The narcissist will use guilt trips, a form of psychological manipulation, to bully the other person into doing what they want.  Like many other behaviors, the narcissist takes guilt tripping to the extreme (even when being passive). Guilt tripping a friend or significant other is a form of psychological abuse, and at times, the narcissist knows how to do this without us even knowing. If your guilt has turned into resentment, it’s a result of being affected by a chronic guilt tripper. Resenting your friend of significant other can may make you feel like you are being petty or holding a grudge, but when you pull back the layers you’ll see that at the root of your animosity is their continued control over your emotions.

A narcissistic guilt tripper may use your past transgressions against you, question your love for them, and even threaten suicide. They know what triggers your emotions, they study your reactions, and know when they’ve got you. One way to combat the narcissistic guilt tripper is to set firm boundaries at the beginning of the relationship. Setting limits is important in any relationship, but with the narcissist, being very firm and removing emotion from the equation let’s them know they are not in control. You can do this by grounding yourself in reality, remember the facts and using them in your exchange with the narcissist to create an airtight response.

Gaslighting

Psychology Today defines gaslighting as “a form of persistent manipulation and brainwashing that causes the victim to doubt her or himself, and to ultimately lose one’s own sense of perception, identity, and self-worth.” At the base of it, gaslighting is abusive behavior, specifically when an abuser manipulates information so much so you question your own sanity. You may seriously doubt your recollection of what took place in the past or question your own logic. If you are constantly questioning whether or not you are good enough, too sensitive, your decision making, or are often confused at the end of a disagreement  you are more than likely the victim of gaslighting. If you realize your spouse or friend has been gaslighting you, there are ways to cope and recover.
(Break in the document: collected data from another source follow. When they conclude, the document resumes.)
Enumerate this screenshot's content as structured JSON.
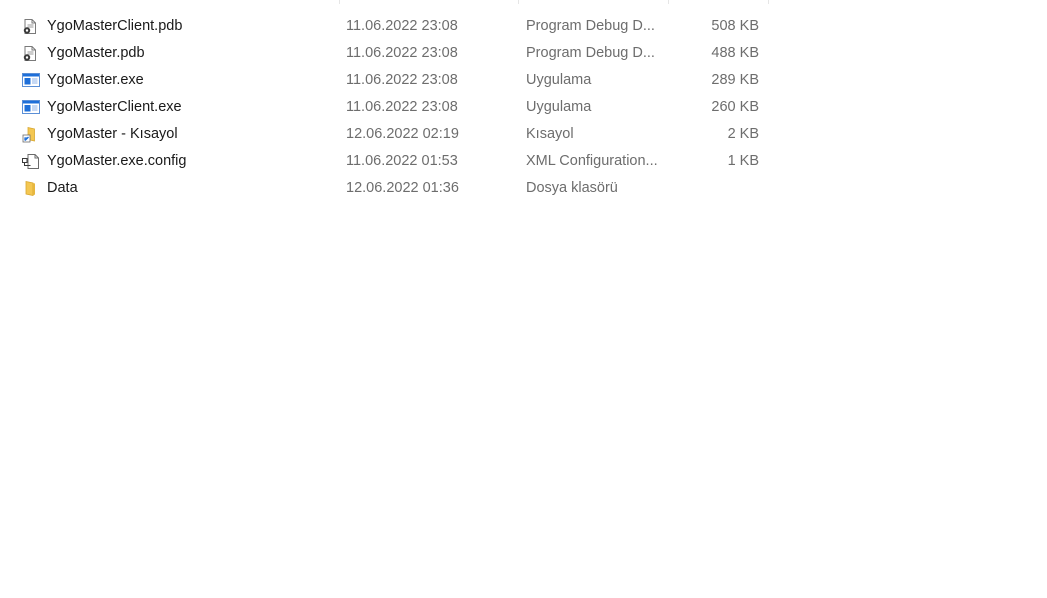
{
  "files": [
    {
      "name": "YgoMasterClient.pdb",
      "modified": "11.06.2022 23:08",
      "type": "Program Debug D...",
      "size": "508 KB",
      "icon": "pdb-file-icon"
    },
    {
      "name": "YgoMaster.pdb",
      "modified": "11.06.2022 23:08",
      "type": "Program Debug D...",
      "size": "488 KB",
      "icon": "pdb-file-icon"
    },
    {
      "name": "YgoMaster.exe",
      "modified": "11.06.2022 23:08",
      "type": "Uygulama",
      "size": "289 KB",
      "icon": "exe-application-icon"
    },
    {
      "name": "YgoMasterClient.exe",
      "modified": "11.06.2022 23:08",
      "type": "Uygulama",
      "size": "260 KB",
      "icon": "exe-application-icon"
    },
    {
      "name": "YgoMaster - Kısayol",
      "modified": "12.06.2022 02:19",
      "type": "Kısayol",
      "size": "2 KB",
      "icon": "shortcut-icon"
    },
    {
      "name": "YgoMaster.exe.config",
      "modified": "11.06.2022 01:53",
      "type": "XML Configuration...",
      "size": "1 KB",
      "icon": "config-file-icon"
    },
    {
      "name": "Data",
      "modified": "12.06.2022 01:36",
      "type": "Dosya klasörü",
      "size": "",
      "icon": "folder-icon"
    }
  ],
  "colors": {
    "folder": "#f4c752",
    "exe_accent": "#1e6fd9"
  }
}
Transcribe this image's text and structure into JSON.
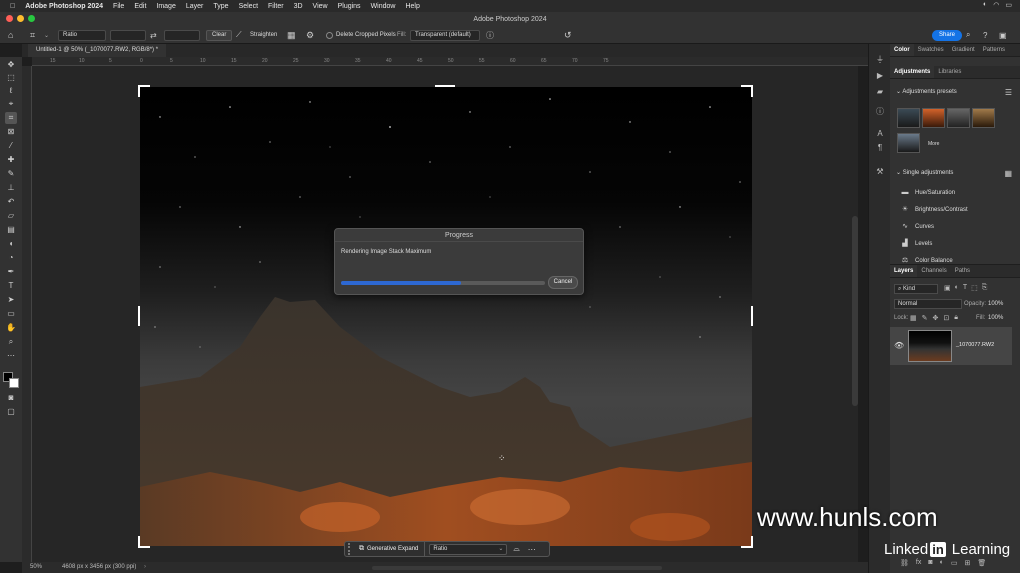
{
  "menubar": {
    "app_name": "Adobe Photoshop 2024",
    "items": [
      "File",
      "Edit",
      "Image",
      "Layer",
      "Type",
      "Select",
      "Filter",
      "3D",
      "View",
      "Plugins",
      "Window",
      "Help"
    ]
  },
  "titlebar": {
    "title": "Adobe Photoshop 2024"
  },
  "options": {
    "ratio_select": "Ratio",
    "clear_label": "Clear",
    "straighten_label": "Straighten",
    "delete_cropped_label": "Delete Cropped Pixels",
    "fill_label": "Fill:",
    "fill_value": "Transparent (default)",
    "share_label": "Share"
  },
  "document": {
    "tab_title": "Untitled-1 @ 50% (_1070077.RW2, RGB/8*) *",
    "zoom": "50%",
    "doc_info": "4608 px x 3456 px (300 ppi)"
  },
  "ruler_ticks": [
    "15",
    "10",
    "5",
    "0",
    "5",
    "10",
    "15",
    "20",
    "25",
    "30",
    "35",
    "40",
    "45",
    "50",
    "55",
    "60",
    "65",
    "70",
    "75"
  ],
  "progress": {
    "title": "Progress",
    "message": "Rendering Image Stack Maximum",
    "percent": 59,
    "cancel_label": "Cancel"
  },
  "taskbar": {
    "generative_expand_label": "Generative Expand",
    "ratio_value": "Ratio"
  },
  "panels": {
    "color_tabs": [
      "Color",
      "Swatches",
      "Gradient",
      "Patterns"
    ],
    "adjust_tabs": [
      "Adjustments",
      "Libraries"
    ],
    "presets_header": "Adjustments presets",
    "more_label": "More",
    "single_header": "Single adjustments",
    "single_items": [
      "Hue/Saturation",
      "Brightness/Contrast",
      "Curves",
      "Levels",
      "Color Balance"
    ],
    "layer_tabs": [
      "Layers",
      "Channels",
      "Paths"
    ],
    "kind_label": "Kind",
    "blend_mode": "Normal",
    "opacity_label": "Opacity:",
    "opacity_value": "100%",
    "lock_label": "Lock:",
    "fill_label": "Fill:",
    "fill_value": "100%",
    "layer_name": "_1070077.RW2"
  },
  "watermark": {
    "text": "www.hunls.com",
    "brand": "Linked",
    "brand_in": "in",
    "brand_tail": "Learning"
  },
  "colors": {
    "accent": "#1473e6",
    "progress_fill": "#2d68d2",
    "ember": "#b0521e"
  }
}
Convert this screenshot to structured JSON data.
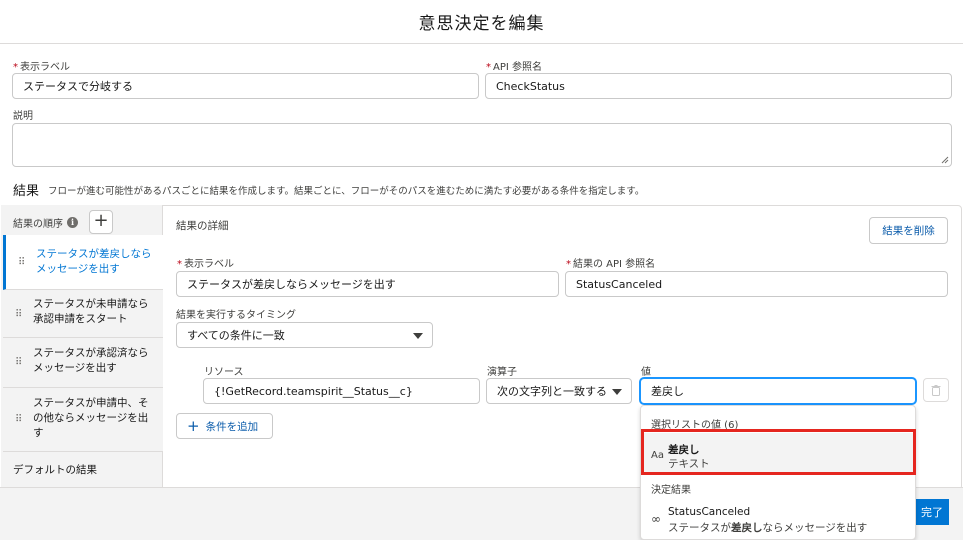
{
  "modal": {
    "title": "意思決定を編集"
  },
  "fields": {
    "label_label": "表示ラベル",
    "label_value": "ステータスで分岐する",
    "api_label": "API 参照名",
    "api_value": "CheckStatus",
    "required_mark": "*",
    "description_label": "説明",
    "description_value": ""
  },
  "outcomes": {
    "title": "結果",
    "description": "フローが進む可能性があるパスごとに結果を作成します。結果ごとに、フローがそのパスを進むために満たす必要がある条件を指定します。",
    "order_label": "結果の順序",
    "info_icon": "i",
    "add_icon": "+",
    "drag_icon": "⠿",
    "items": [
      {
        "label": "ステータスが差戻しならメッセージを出す",
        "line1": "ステータスが差戻しなら",
        "line2": "メッセージを出す",
        "active": true
      },
      {
        "label": "ステータスが未申請なら承認申請をスタート",
        "line1": "ステータスが未申請なら",
        "line2": "承認申請をスタート",
        "active": false
      },
      {
        "label": "ステータスが承認済ならメッセージを出す",
        "line1": "ステータスが承認済なら",
        "line2": "メッセージを出す",
        "active": false
      },
      {
        "label": "ステータスが申請中、その他ならメッセージを出す",
        "line1": "ステータスが申請中、そ",
        "line2": "の他ならメッセージを出",
        "line3": "す",
        "active": false
      }
    ],
    "default_label": "デフォルトの結果"
  },
  "detail": {
    "title": "結果の詳細",
    "delete_button": "結果を削除",
    "label_label": "表示ラベル",
    "label_value": "ステータスが差戻しならメッセージを出す",
    "api_label": "結果の API 参照名",
    "api_value": "StatusCanceled",
    "timing_label": "結果を実行するタイミング",
    "timing_value": "すべての条件に一致",
    "condition": {
      "resource_label": "リソース",
      "resource_value": "{!GetRecord.teamspirit__Status__c}",
      "operator_label": "演算子",
      "operator_value": "次の文字列と一致する",
      "value_label": "値",
      "value_value": "差戻し"
    },
    "add_condition_button": "条件を追加"
  },
  "dropdown": {
    "group1": "選択リストの値 (6)",
    "item1_main": "差戻し",
    "item1_sub": "テキスト",
    "item1_icon": "Aa",
    "group2": "決定結果",
    "item2_main": "StatusCanceled",
    "item2_sub_pre": "ステータスが",
    "item2_sub_bold": "差戻し",
    "item2_sub_post": "ならメッセージを出す",
    "item2_icon": "∞"
  },
  "footer": {
    "done_button": "完了"
  },
  "colors": {
    "brand": "#0176d3",
    "highlight_frame": "#e5261f"
  }
}
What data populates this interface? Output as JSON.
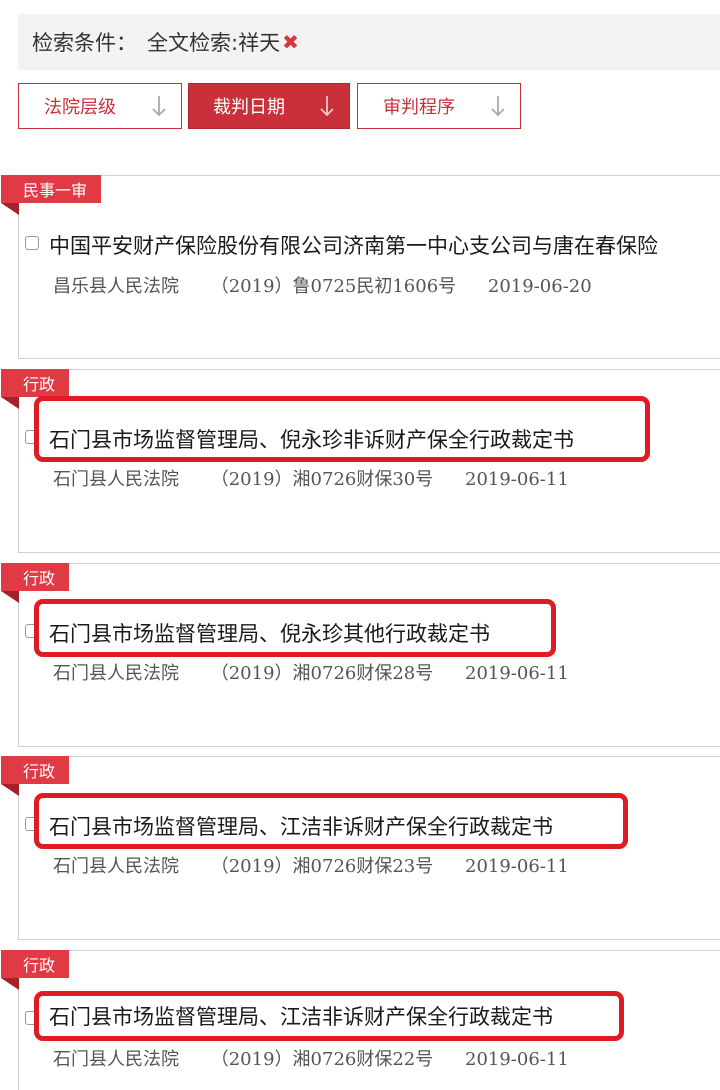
{
  "search": {
    "label": "检索条件：",
    "value": "全文检索:祥天",
    "remove_icon": "✖"
  },
  "sort": [
    {
      "label": "法院层级",
      "active": false
    },
    {
      "label": "裁判日期",
      "active": true
    },
    {
      "label": "审判程序",
      "active": false
    }
  ],
  "results": [
    {
      "tag": "民事一审",
      "title": "中国平安财产保险股份有限公司济南第一中心支公司与唐在春保险",
      "court": "昌乐县人民法院",
      "case_no": "（2019）鲁0725民初1606号",
      "date": "2019-06-20",
      "highlighted": false
    },
    {
      "tag": "行政",
      "title": "石门县市场监督管理局、倪永珍非诉财产保全行政裁定书",
      "court": "石门县人民法院",
      "case_no": "（2019）湘0726财保30号",
      "date": "2019-06-11",
      "highlighted": true
    },
    {
      "tag": "行政",
      "title": "石门县市场监督管理局、倪永珍其他行政裁定书",
      "court": "石门县人民法院",
      "case_no": "（2019）湘0726财保28号",
      "date": "2019-06-11",
      "highlighted": true
    },
    {
      "tag": "行政",
      "title": "石门县市场监督管理局、江洁非诉财产保全行政裁定书",
      "court": "石门县人民法院",
      "case_no": "（2019）湘0726财保23号",
      "date": "2019-06-11",
      "highlighted": true
    },
    {
      "tag": "行政",
      "title": "石门县市场监督管理局、江洁非诉财产保全行政裁定书",
      "court": "石门县人民法院",
      "case_no": "（2019）湘0726财保22号",
      "date": "2019-06-11",
      "highlighted": true
    }
  ],
  "colors": {
    "accent": "#c9303a",
    "tag": "#e03a45",
    "highlight": "#e01b24"
  }
}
In an article written for Vox, Dr. Robin Stern, PhD, shared a few helpful steps:
Separate truth from distortion.

1.Separate truth from distortion

2.Practice visualizing yourself without the relationship

3.Focus on your gut feeling versus being right or wrong

4.Don’t try to control opinion, let go

Intimidation

Fear is a common tool humans use to create leverage and control for themselves. Parents, teachers, pastors, older siblings —  everyone uses fear in some capacity. It is unhealthy and toxic when it reaches the level of intimidation. Intimidation is purposely frightening someone into doing what you want them to do and it is a favorite tactic of the narcissist. Intimidation does not always have to be physical, but with some narcissists it is. They may use threats of physical violence to force you to comply with their wishes. Forms of intimidation that do not include physical abuse are blackmail, and financial or emotional neglect. Many times, the narcissist has created dependency on them, and the threat of withdrawing that support may force their victims to comply with their wishes. If you are currently experiencing similar forms of intimidation,it is recommended that you create an exit strategy with a trusted friend or counselor.

On the extreme end, narcissism fosters pathological aggression. Pathological aggression is when someone becomes aggressive and short tempered by nature. As previously mentioned, narcissist often become physically abusive. Physical abuse starts small sometimes and they will cause you to believe you deserved it or triggered them in some way. You may think that if you hadn’t done something to upset them, then you wouldn’t have gotten a backhanded slap. It may escalate from an open-handed hit to close handed, or choking, or so much more. It is serious. If you are a survivor of physical abuse or need help with creating an exit plan, please contact 911 or the National Domestic Violence Hotline.